By so doing he chose to bear the cross, and his choice gave the bearing of it a meaning it would not otherwise have. Among thousands of Roman executions, this one is meaningful—not in the way a quantum of suffering might be meaningful, weighed in the scales of retributive justice, but meaningful as a communication, a word, an expression of willingness consistent with what Jesus had until then been expressing in deed and speech.
Has all this got anything to do with atonement? No. Not in the sense that because Christ accepted his suffering we do not have to suffer. It is the other way around. He accepted it because we do have to. His was a cross that had always been ours, the one way open to us, in a skewed world, for putting a stop to the consequences of our own malice without adding to them. Accepting that way, the way of the cross, was an act of solidarity with us and an offer of solidarity with him—an appeal for us to follow him by willingly taking up whatever crosses the world imposes, by making them occasions for joy, by forgiving.
Hefling anticipates that this could be seen as a “merely” exemplarist theory–that Jesus’ passion provides nothing more than an example for us to imitate. But this objection overlook the fact that taking up our crosses is not something that comes naturally to us. We depend on grace to be conformed to the pattern established by Christ. This is why we need to recover the teaching that God effects reconciliation not just through the Son, but through both the Son and the Spirit (the two “hands of God” as Irenaeus put it).
One of the peculiarities of Western Christianity has been a tendency to speak of God’s initiative in reconciling his human creatures as though it were entirely a matter of sending his Son into the world.

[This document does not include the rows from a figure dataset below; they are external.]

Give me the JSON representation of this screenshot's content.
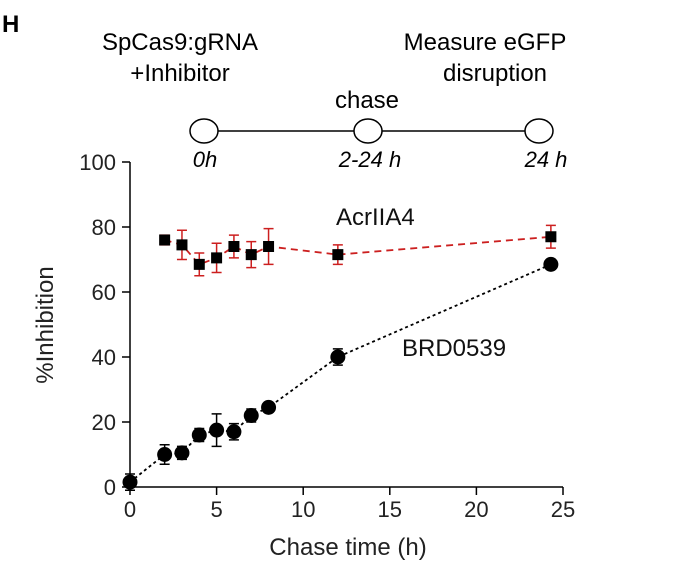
{
  "panel_label": "H",
  "timeline": {
    "step1_line1": "SpCas9:gRNA",
    "step1_line2": "+Inhibitor",
    "step2": "chase",
    "step3_line1": "Measure eGFP",
    "step3_line2": "disruption",
    "node_labels": [
      "0h",
      "2-24 h",
      "24 h"
    ]
  },
  "chart_data": {
    "type": "scatter",
    "title": "",
    "xlabel": "Chase time (h)",
    "ylabel": "%Inhibition",
    "xlim": [
      0,
      25
    ],
    "ylim": [
      0,
      100
    ],
    "xticks": [
      0,
      5,
      10,
      15,
      20,
      25
    ],
    "yticks": [
      0,
      20,
      40,
      60,
      80,
      100
    ],
    "xtick_labels": [
      "0",
      "5",
      "10",
      "15",
      "20",
      "25"
    ],
    "ytick_labels": [
      "0",
      "20",
      "40",
      "60",
      "80",
      "100"
    ],
    "series": [
      {
        "name": "AcrIIA4",
        "color": "#cc1f1f",
        "marker": "square",
        "line": "dashed",
        "x": [
          2,
          3,
          4,
          5,
          6,
          7,
          8,
          12,
          24.3
        ],
        "y": [
          76,
          74.5,
          68.5,
          70.5,
          74,
          71.5,
          74,
          71.5,
          77
        ],
        "err": [
          1.5,
          4.5,
          3.5,
          4.5,
          3.5,
          4,
          5.5,
          3,
          3.5
        ]
      },
      {
        "name": "BRD0539",
        "color": "#000000",
        "marker": "circle",
        "line": "dotted",
        "x": [
          0,
          2,
          3,
          4,
          5,
          6,
          7,
          8,
          12,
          24.3
        ],
        "y": [
          1.5,
          10,
          10.5,
          16,
          17.5,
          17,
          22,
          24.5,
          40,
          68.5
        ],
        "err": [
          2.5,
          3,
          2,
          2,
          5,
          2.5,
          2,
          1.5,
          2.5,
          1.5
        ]
      }
    ]
  }
}
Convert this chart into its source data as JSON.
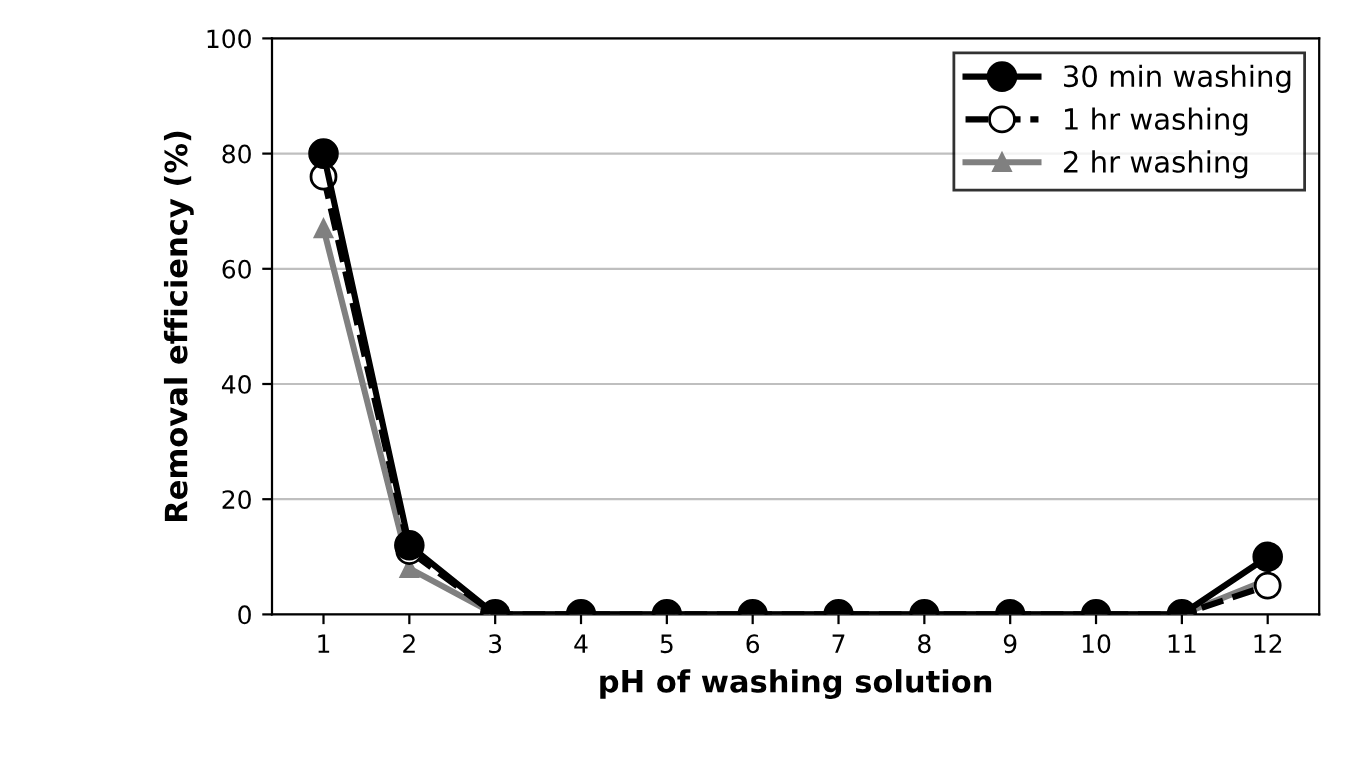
{
  "chart_data": {
    "type": "line",
    "xlabel": "pH of washing solution",
    "ylabel": "Removal efficiency (%)",
    "categories": [
      "1",
      "2",
      "3",
      "4",
      "5",
      "6",
      "7",
      "8",
      "9",
      "10",
      "11",
      "12"
    ],
    "series": [
      {
        "name": "30 min washing",
        "color": "#000000",
        "marker": "circle",
        "line_style": "solid",
        "values": [
          80,
          12,
          0,
          0,
          0,
          0,
          0,
          0,
          0,
          0,
          0,
          10
        ]
      },
      {
        "name": "1 hr washing",
        "color": "#000000",
        "marker": "circle",
        "line_style": "dashed",
        "values": [
          76,
          11,
          0,
          0,
          0,
          0,
          0,
          0,
          0,
          0,
          0,
          5
        ]
      },
      {
        "name": "2 hr washing",
        "color": "#808080",
        "marker": "triangle",
        "line_style": "solid",
        "values": [
          67,
          8,
          0,
          0,
          0,
          0,
          0,
          0,
          0,
          0,
          0,
          6
        ]
      }
    ],
    "ylim": [
      0,
      100
    ],
    "yticks": [
      0,
      20,
      40,
      60,
      80,
      100
    ],
    "grid": "y",
    "legend": "top right"
  }
}
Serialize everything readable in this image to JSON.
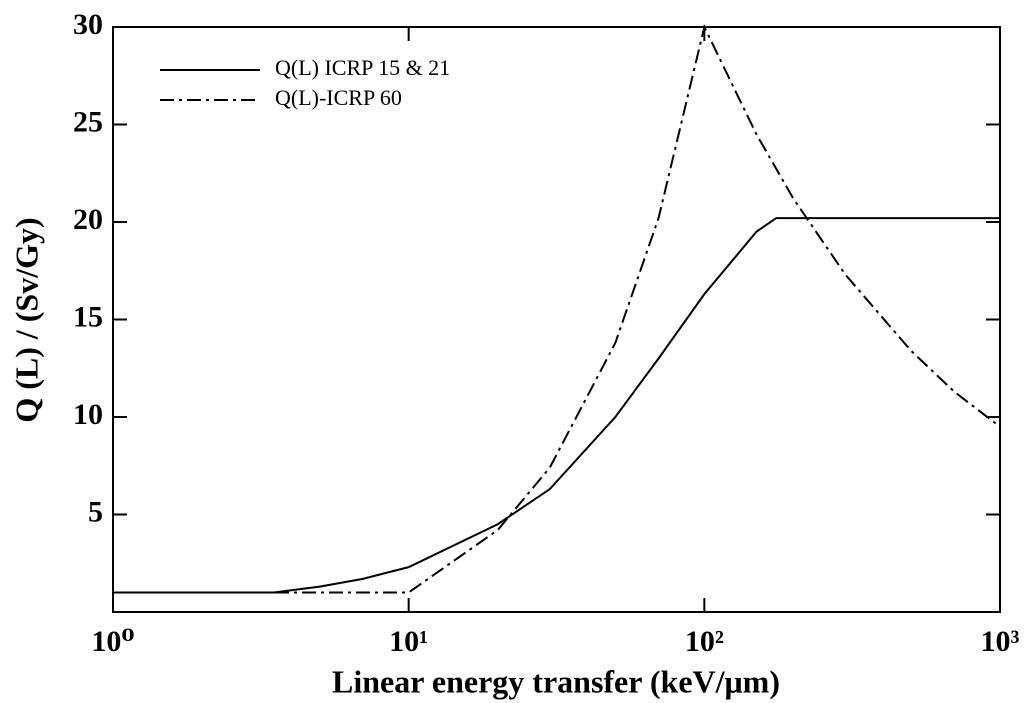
{
  "chart_data": {
    "type": "line",
    "xlabel": "Linear energy transfer (keV/μm)",
    "ylabel": "Q (L) / (Sv/Gy)",
    "xscale": "log",
    "xlim": [
      1,
      1000
    ],
    "xticks": [
      {
        "value": 1,
        "label": "10⁰"
      },
      {
        "value": 10,
        "label": "10¹"
      },
      {
        "value": 100,
        "label": "10²"
      },
      {
        "value": 1000,
        "label": "10³"
      }
    ],
    "ylim": [
      0,
      30
    ],
    "yticks": [
      5,
      10,
      15,
      20,
      25,
      30
    ],
    "legend": "upper left",
    "series": [
      {
        "name": "Q(L) ICRP 15 & 21",
        "color": "#000000",
        "dash": "solid",
        "x": [
          1,
          3.5,
          5,
          7,
          10,
          20,
          30,
          50,
          70,
          100,
          150,
          175,
          1000
        ],
        "values": [
          1,
          1,
          1.3,
          1.7,
          2.3,
          4.5,
          6.3,
          10,
          13,
          16.3,
          19.5,
          20.2,
          20.2
        ]
      },
      {
        "name": "Q(L)-ICRP 60",
        "color": "#000000",
        "dash": "dashdot",
        "x": [
          1,
          10,
          20,
          30,
          50,
          70,
          100,
          150,
          200,
          300,
          500,
          700,
          1000
        ],
        "values": [
          1,
          1,
          4.2,
          7.4,
          13.8,
          20.2,
          30,
          24.5,
          21.2,
          17.3,
          13.4,
          11.3,
          9.5
        ]
      }
    ]
  }
}
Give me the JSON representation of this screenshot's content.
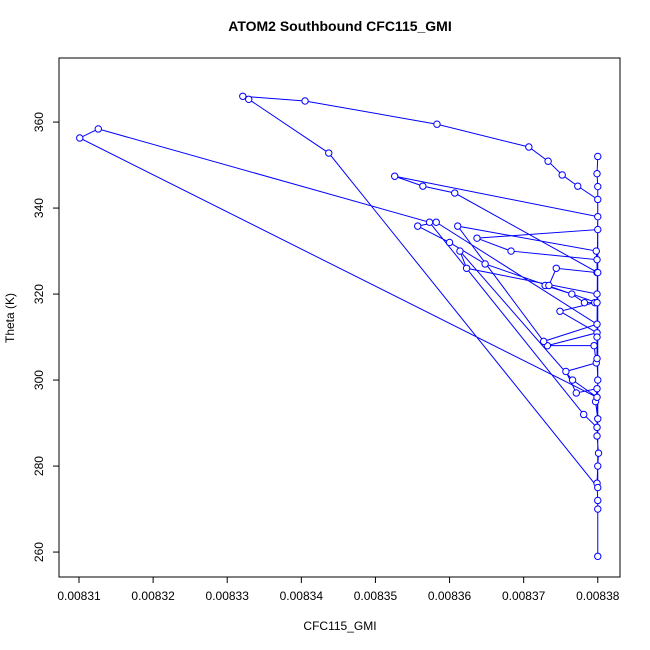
{
  "chart_data": {
    "type": "line",
    "title": "ATOM2 Southbound CFC115_GMI",
    "x_label": "CFC115_GMI",
    "y_label": "Theta (K)",
    "color": "blue",
    "marker": "circle",
    "x": [
      0.00838,
      0.00838,
      0.00838,
      0.0083799,
      0.00838,
      0.0083801,
      0.0083799,
      0.00838,
      0.0083797,
      0.0083799,
      0.0083771,
      0.0083757,
      0.0083798,
      0.0083795,
      0.0083732,
      0.0083799,
      0.0083749,
      0.0083796,
      0.0083782,
      0.0083765,
      0.0083729,
      0.0083734,
      0.0083744,
      0.0083799,
      0.0083799,
      0.0083683,
      0.0083637,
      0.00838,
      0.00838,
      0.0083526,
      0.0083564,
      0.0083607,
      0.00838,
      0.0083798,
      0.0083611,
      0.0083727,
      0.0083799,
      0.0083582,
      0.0083557,
      0.00836,
      0.0083648,
      0.0083799,
      0.0083799,
      0.0083623,
      0.0083614,
      0.0083766,
      0.0083799,
      0.0083101,
      0.0083126,
      0.0083573,
      0.0083781,
      0.0083799,
      0.00838,
      0.0083799,
      0.0083799,
      0.00838,
      0.0083773,
      0.0083752,
      0.0083733,
      0.0083707,
      0.0083583,
      0.0083405,
      0.0083321,
      0.0083329,
      0.0083437,
      0.00838,
      0.00838,
      0.0083799,
      0.00838
    ],
    "values": [
      259,
      270,
      272,
      276,
      280,
      283,
      287,
      291,
      295,
      298,
      297,
      302,
      304,
      308,
      308,
      311,
      316,
      318,
      318,
      320,
      322,
      322,
      326,
      325,
      328,
      330,
      333,
      335,
      338,
      347.4,
      345.1,
      343.5,
      325,
      330,
      335.8,
      309,
      313,
      336.7,
      335.8,
      332,
      327,
      318,
      320,
      326,
      330,
      300,
      296,
      356.3,
      358.4,
      336.7,
      292,
      289,
      300,
      305,
      310,
      342,
      345.1,
      347.7,
      350.9,
      354.2,
      359.5,
      364.9,
      366,
      365.3,
      352.8,
      275,
      345,
      348,
      352
    ],
    "xlim": [
      0.0083073,
      0.008383
    ],
    "ylim": [
      254.2,
      374.9
    ],
    "xticks": [
      0.00831,
      0.00832,
      0.00833,
      0.00834,
      0.00835,
      0.00836,
      0.00837,
      0.00838
    ],
    "yticks": [
      260,
      280,
      300,
      320,
      340,
      360
    ]
  }
}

But God’s Spirit too has been sent—and continues to be. On the well-founded assumption that this second divine initiative complements the incarnation, there is reason to suppose that part of the indwelling Spirit’s job description is to be the “drawing” that attracts self-sufficient persons to the self-emptying person of Christ. In other words, the motivation for choosing this exemplar is itself a gift, “the love of God poured into our hearts by the Holy Spirit given to us” (Rom. 5:5). It would follow that reconciliation—atonement, if you like—can be understood as the action of a tri-personal God, rather than a transaction between the Father and the Son.
The reconciliation effected by the tri-personal God exhibits a form of justice that is more restorative than retributive. God brings good from the evil of the cross not in the sense of exacting punishment but in breaking the cycle of tit-for-tat violence to make reconciliation possible.
Presumably God has always been able to purge the world of its evils with an apocalyptic blast of power. Instead he has chosen to conform to the same justice he requires of his human creatures, to submit to the conditions of at-one-ment with them, to become all they are and are to be. And that is good news.
Hefling’s account has some obvious affinities with J. Denny Weaver’s non-violent Christus Victor motif as well as the more nuanced “exemplarist” theories I discussed here. A common thread is the rejection of a retributive understanding of justice on either biblical or more general moral-philosophical grounds. Although one can certainly cite biblical texts on both sides of this issue, I think Weaver, Hefling, and others have a strong case that a non-retributive understanding of atonement is more consistent with the teachings and practice of Jesus himself.